As my difficulties in life and work persisted, my reluctance to look to my autism diagnosis for answers became harder and harder. I could no longer brush off the problems I was experiencing as all down to my job. The idea that the next job would somehow be different was starting to feel like a lie.
If I was in fact autistic, it would explain a hell of a lot.
Like why I was always exhausted after social events, why I struggled to ever know how I was feeling and process my emotions, why masking my real self had become second nature, and why certain environments made my nervous system want to self combust.
One thing I have come to accept, and prioritise, is rest. The fact that I need more of it than some people. I always resisted this, seeing it as some kind of failure in my ability to cope with life. The truth is my body, or more likely my brain, needs time to recover. Yes, I can appear social, and yes, I even enjoy it (sometimes). But the reality is I then need time to rest, on my own, preferably in the dark.

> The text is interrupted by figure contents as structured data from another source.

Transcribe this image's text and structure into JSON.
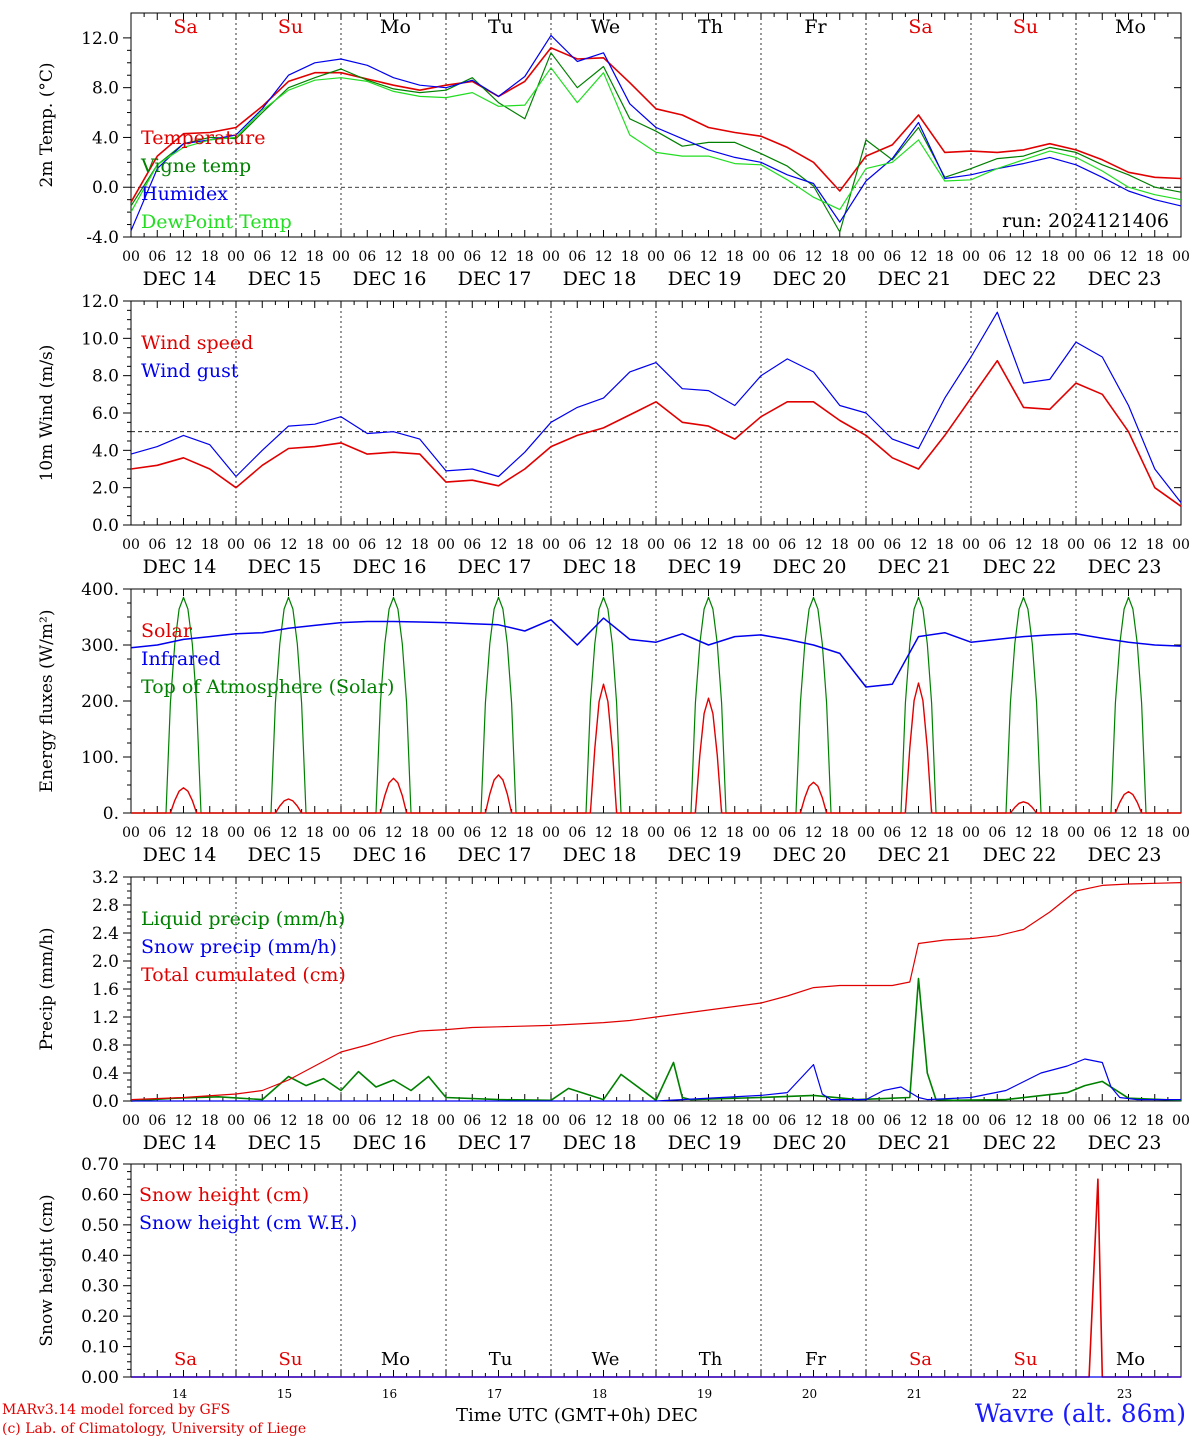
{
  "footer": {
    "model_line": "MARv3.14 model forced by GFS",
    "lab_line": "(c) Lab. of Climatology, University of Liege",
    "time_caption": "Time UTC (GMT+0h) DEC",
    "station": "Wavre (alt. 86m)"
  },
  "colors": {
    "red": "#e00000",
    "green": "#008000",
    "blue": "#0000ee",
    "lightgreen": "#22dd22"
  },
  "chart_data": [
    {
      "type": "line",
      "ylabel": "2m Temp. (°C)",
      "ylim": [
        -4,
        14
      ],
      "yticks": [
        -4,
        0,
        4,
        8,
        12
      ],
      "ytick_labels": [
        "-4.0",
        "0.0",
        "4.0",
        "8.0",
        "12.0"
      ],
      "ref_line": 0,
      "day_labels_top": [
        "Sa",
        "Su",
        "Mo",
        "Tu",
        "We",
        "Th",
        "Fr",
        "Sa",
        "Su",
        "Mo"
      ],
      "day_labels_red": [
        true,
        true,
        false,
        false,
        false,
        false,
        false,
        true,
        true,
        false
      ],
      "hour_tick_labels": [
        "00",
        "06",
        "12",
        "18"
      ],
      "date_labels": [
        "DEC 14",
        "DEC 15",
        "DEC 16",
        "DEC 17",
        "DEC 18",
        "DEC 19",
        "DEC 20",
        "DEC 21",
        "DEC 22",
        "DEC 23"
      ],
      "annotation": "run: 2024121406",
      "x_hours": [
        0,
        6,
        12,
        18,
        24,
        30,
        36,
        42,
        48,
        54,
        60,
        66,
        72,
        78,
        84,
        90,
        96,
        102,
        108,
        114,
        120,
        126,
        132,
        138,
        144,
        150,
        156,
        162,
        168,
        174,
        180,
        186,
        192,
        198,
        204,
        210,
        216,
        222,
        228,
        234,
        240
      ],
      "series": [
        {
          "name": "Temperature",
          "color": "#e00000",
          "values": [
            -1.2,
            2.5,
            4.3,
            4.4,
            4.8,
            6.5,
            8.5,
            9.2,
            9.2,
            8.7,
            8.2,
            7.8,
            8.2,
            8.5,
            7.3,
            8.5,
            11.2,
            10.3,
            10.4,
            8.4,
            6.3,
            5.8,
            4.8,
            4.4,
            4.1,
            3.2,
            2.0,
            -0.3,
            2.5,
            3.4,
            5.8,
            2.8,
            2.9,
            2.8,
            3.0,
            3.5,
            3.0,
            2.2,
            1.2,
            0.8,
            0.7
          ]
        },
        {
          "name": "Vigne temp",
          "color": "#008000",
          "values": [
            -1.5,
            1.8,
            3.5,
            4.0,
            3.9,
            6.0,
            8.0,
            8.8,
            9.5,
            8.6,
            7.9,
            7.6,
            7.8,
            8.8,
            6.8,
            5.5,
            10.8,
            8.0,
            9.7,
            5.5,
            4.5,
            3.3,
            3.6,
            3.6,
            2.7,
            1.7,
            0.1,
            -3.6,
            3.8,
            2.2,
            4.8,
            0.8,
            1.5,
            2.3,
            2.5,
            3.2,
            2.8,
            1.8,
            1.0,
            0.0,
            -0.4
          ]
        },
        {
          "name": "Humidex",
          "color": "#0000ee",
          "values": [
            -3.5,
            1.5,
            3.5,
            3.8,
            4.2,
            6.3,
            9.0,
            10.0,
            10.3,
            9.8,
            8.8,
            8.2,
            8.0,
            8.6,
            7.3,
            8.9,
            12.2,
            10.1,
            10.8,
            6.7,
            4.8,
            3.9,
            3.0,
            2.4,
            2.0,
            1.0,
            0.3,
            -2.8,
            0.5,
            2.3,
            5.2,
            0.7,
            1.0,
            1.5,
            1.9,
            2.4,
            1.8,
            0.8,
            -0.3,
            -1.0,
            -1.5
          ]
        },
        {
          "name": "DewPoint Temp",
          "color": "#22dd22",
          "values": [
            -2.0,
            1.8,
            3.2,
            3.8,
            4.0,
            6.2,
            7.8,
            8.6,
            8.8,
            8.5,
            7.7,
            7.3,
            7.2,
            7.6,
            6.5,
            6.6,
            9.6,
            6.8,
            9.2,
            4.2,
            2.8,
            2.5,
            2.5,
            1.9,
            1.8,
            0.6,
            -0.8,
            -1.8,
            1.5,
            2.0,
            3.8,
            0.5,
            0.6,
            1.5,
            2.2,
            2.9,
            2.4,
            1.3,
            0.0,
            -0.6,
            -1.0
          ]
        }
      ]
    },
    {
      "type": "line",
      "ylabel": "10m Wind (m/s)",
      "ylim": [
        0,
        12
      ],
      "yticks": [
        0,
        2,
        4,
        6,
        8,
        10,
        12
      ],
      "ytick_labels": [
        "0.0",
        "2.0",
        "4.0",
        "6.0",
        "8.0",
        "10.0",
        "12.0"
      ],
      "ref_line": 5,
      "hour_tick_labels": [
        "00",
        "06",
        "12",
        "18"
      ],
      "date_labels": [
        "DEC 14",
        "DEC 15",
        "DEC 16",
        "DEC 17",
        "DEC 18",
        "DEC 19",
        "DEC 20",
        "DEC 21",
        "DEC 22",
        "DEC 23"
      ],
      "x_hours": [
        0,
        6,
        12,
        18,
        24,
        30,
        36,
        42,
        48,
        54,
        60,
        66,
        72,
        78,
        84,
        90,
        96,
        102,
        108,
        114,
        120,
        126,
        132,
        138,
        144,
        150,
        156,
        162,
        168,
        174,
        180,
        186,
        192,
        198,
        204,
        210,
        216,
        222,
        228,
        234,
        240
      ],
      "series": [
        {
          "name": "Wind speed",
          "color": "#e00000",
          "values": [
            3.0,
            3.2,
            3.6,
            3.0,
            2.0,
            3.2,
            4.1,
            4.2,
            4.4,
            3.8,
            3.9,
            3.8,
            2.3,
            2.4,
            2.1,
            3.0,
            4.2,
            4.8,
            5.2,
            5.9,
            6.6,
            5.5,
            5.3,
            4.6,
            5.8,
            6.6,
            6.6,
            5.6,
            4.8,
            3.6,
            3.0,
            4.8,
            6.8,
            8.8,
            6.3,
            6.2,
            7.6,
            7.0,
            5.0,
            2.0,
            1.0
          ]
        },
        {
          "name": "Wind gust",
          "color": "#0000ee",
          "values": [
            3.8,
            4.2,
            4.8,
            4.3,
            2.6,
            4.0,
            5.3,
            5.4,
            5.8,
            4.9,
            5.0,
            4.6,
            2.9,
            3.0,
            2.6,
            3.9,
            5.5,
            6.3,
            6.8,
            8.2,
            8.7,
            7.3,
            7.2,
            6.4,
            8.0,
            8.9,
            8.2,
            6.4,
            6.0,
            4.6,
            4.1,
            6.8,
            9.0,
            11.4,
            7.6,
            7.8,
            9.8,
            9.0,
            6.4,
            3.0,
            1.2
          ]
        }
      ]
    },
    {
      "type": "line",
      "ylabel": "Energy fluxes (W/m²)",
      "ylim": [
        0,
        400
      ],
      "yticks": [
        0,
        100,
        200,
        300,
        400
      ],
      "ytick_labels": [
        "0.",
        "100.",
        "200.",
        "300.",
        "400."
      ],
      "hour_tick_labels": [
        "00",
        "06",
        "12",
        "18"
      ],
      "date_labels": [
        "DEC 14",
        "DEC 15",
        "DEC 16",
        "DEC 17",
        "DEC 18",
        "DEC 19",
        "DEC 20",
        "DEC 21",
        "DEC 22",
        "DEC 23"
      ],
      "solar_peaks": [
        45,
        25,
        62,
        68,
        230,
        205,
        55,
        232,
        20,
        38
      ],
      "toa_peak": 385,
      "infrared_x_hours": [
        0,
        6,
        12,
        18,
        24,
        30,
        36,
        42,
        48,
        54,
        60,
        66,
        72,
        78,
        84,
        90,
        96,
        102,
        108,
        114,
        120,
        126,
        132,
        138,
        144,
        150,
        156,
        162,
        168,
        174,
        180,
        186,
        192,
        198,
        204,
        210,
        216,
        222,
        228,
        234,
        240
      ],
      "series": [
        {
          "name": "Solar",
          "color": "#e00000"
        },
        {
          "name": "Infrared",
          "color": "#0000ee",
          "values": [
            295,
            300,
            310,
            315,
            320,
            322,
            330,
            335,
            340,
            342,
            342,
            341,
            340,
            338,
            336,
            325,
            345,
            300,
            348,
            310,
            305,
            320,
            300,
            315,
            318,
            310,
            300,
            285,
            225,
            230,
            315,
            322,
            305,
            310,
            315,
            318,
            320,
            312,
            305,
            300,
            298
          ]
        },
        {
          "name": "Top of Atmosphere (Solar)",
          "color": "#008000"
        }
      ]
    },
    {
      "type": "line",
      "ylabel": "Precip (mm/h)",
      "ylim": [
        0,
        3.2
      ],
      "yticks": [
        0,
        0.4,
        0.8,
        1.2,
        1.6,
        2.0,
        2.4,
        2.8,
        3.2
      ],
      "ytick_labels": [
        "0.0",
        "0.4",
        "0.8",
        "1.2",
        "1.6",
        "2.0",
        "2.4",
        "2.8",
        "3.2"
      ],
      "hour_tick_labels": [
        "00",
        "06",
        "12",
        "18"
      ],
      "date_labels": [
        "DEC 14",
        "DEC 15",
        "DEC 16",
        "DEC 17",
        "DEC 18",
        "DEC 19",
        "DEC 20",
        "DEC 21",
        "DEC 22",
        "DEC 23"
      ],
      "series": [
        {
          "name": "Liquid precip (mm/h)",
          "color": "#008000",
          "x_hours": [
            0,
            10,
            20,
            30,
            36,
            40,
            44,
            48,
            52,
            56,
            60,
            64,
            68,
            72,
            84,
            96,
            100,
            108,
            112,
            120,
            124,
            126,
            128,
            144,
            156,
            166,
            178,
            180,
            182,
            184,
            188,
            200,
            214,
            218,
            222,
            228,
            240
          ],
          "values": [
            0,
            0.04,
            0.06,
            0.02,
            0.35,
            0.22,
            0.32,
            0.15,
            0.42,
            0.2,
            0.3,
            0.15,
            0.35,
            0.05,
            0.02,
            0.01,
            0.18,
            0.02,
            0.38,
            0.01,
            0.55,
            0.05,
            0.02,
            0.05,
            0.08,
            0.02,
            0.05,
            1.75,
            0.4,
            0.02,
            0.01,
            0.02,
            0.12,
            0.22,
            0.28,
            0.04,
            0.01
          ]
        },
        {
          "name": "Snow precip (mm/h)",
          "color": "#0000ee",
          "x_hours": [
            0,
            60,
            120,
            144,
            150,
            156,
            158,
            160,
            168,
            172,
            176,
            180,
            182,
            192,
            200,
            208,
            214,
            218,
            222,
            224,
            226,
            230,
            240
          ],
          "values": [
            0,
            0,
            0,
            0.08,
            0.12,
            0.52,
            0.1,
            0.02,
            0.02,
            0.15,
            0.2,
            0.05,
            0.02,
            0.05,
            0.15,
            0.4,
            0.5,
            0.6,
            0.55,
            0.2,
            0.05,
            0.02,
            0.02
          ]
        },
        {
          "name": "Total cumulated (cm)",
          "color": "#e00000",
          "x_hours": [
            0,
            12,
            24,
            30,
            36,
            42,
            48,
            54,
            60,
            66,
            72,
            78,
            84,
            96,
            108,
            114,
            120,
            126,
            132,
            138,
            144,
            150,
            156,
            162,
            168,
            174,
            178,
            180,
            186,
            192,
            198,
            204,
            210,
            216,
            222,
            228,
            234,
            240
          ],
          "values": [
            0.02,
            0.05,
            0.1,
            0.15,
            0.3,
            0.5,
            0.7,
            0.8,
            0.92,
            1.0,
            1.02,
            1.05,
            1.06,
            1.08,
            1.12,
            1.15,
            1.2,
            1.25,
            1.3,
            1.35,
            1.4,
            1.5,
            1.62,
            1.65,
            1.65,
            1.65,
            1.7,
            2.25,
            2.3,
            2.32,
            2.36,
            2.45,
            2.7,
            3.0,
            3.08,
            3.1,
            3.11,
            3.12
          ]
        }
      ]
    },
    {
      "type": "line",
      "ylabel": "Snow height (cm)",
      "ylim": [
        0,
        0.7
      ],
      "yticks": [
        0,
        0.1,
        0.2,
        0.3,
        0.4,
        0.5,
        0.6,
        0.7
      ],
      "ytick_labels": [
        "0.00",
        "0.10",
        "0.20",
        "0.30",
        "0.40",
        "0.50",
        "0.60",
        "0.70"
      ],
      "day_labels_bottom": [
        "Sa",
        "Su",
        "Mo",
        "Tu",
        "We",
        "Th",
        "Fr",
        "Sa",
        "Su",
        "Mo"
      ],
      "day_labels_red": [
        true,
        true,
        false,
        false,
        false,
        false,
        false,
        true,
        true,
        false
      ],
      "day_number_labels": [
        "14",
        "15",
        "16",
        "17",
        "18",
        "19",
        "20",
        "21",
        "22",
        "23"
      ],
      "series": [
        {
          "name": "Snow height (cm)",
          "color": "#e00000",
          "x_hours": [
            0,
            219,
            221,
            222,
            240
          ],
          "values": [
            0,
            0,
            0.65,
            0,
            0
          ]
        },
        {
          "name": "Snow height (cm W.E.)",
          "color": "#0000ee",
          "x_hours": [
            0,
            240
          ],
          "values": [
            0,
            0
          ]
        }
      ]
    }
  ]
}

Not doing this is what leads me down the path of burnout, and is why a full time people-facing job is just not something I can maintain.
Emotions, my own emotions, are like a foreign language to me.
I’m often the last to know how I’m feeling. My body knows, it just doesn’t seem to be able to communicate with my brain. Anxiety can feel like a complete silencing of my brain. Far from getting racing thoughts and worst case scenario thinking, my brain goes quiet. It’s like it goes offline, zoning out and making it impossible to complete even the simplest of tasks.
Meditation has helped with this. The act of sitting, with no expectation, to just observe what’s happening in my weird and wonderful brain. Free writing is also a great way to bypass the thinking brain, and get out on paper what you’re feeling. It’s the act of writing, without any goal or thought. Just seeing what comes up.
Understanding your own brain is probably a life long task. They are such complex places to explore that we’ll probably only ever scratch the surface. But once you know even a little bit, it enables you to live in a way that supports your own well-being.
And that is a truly magical way to live.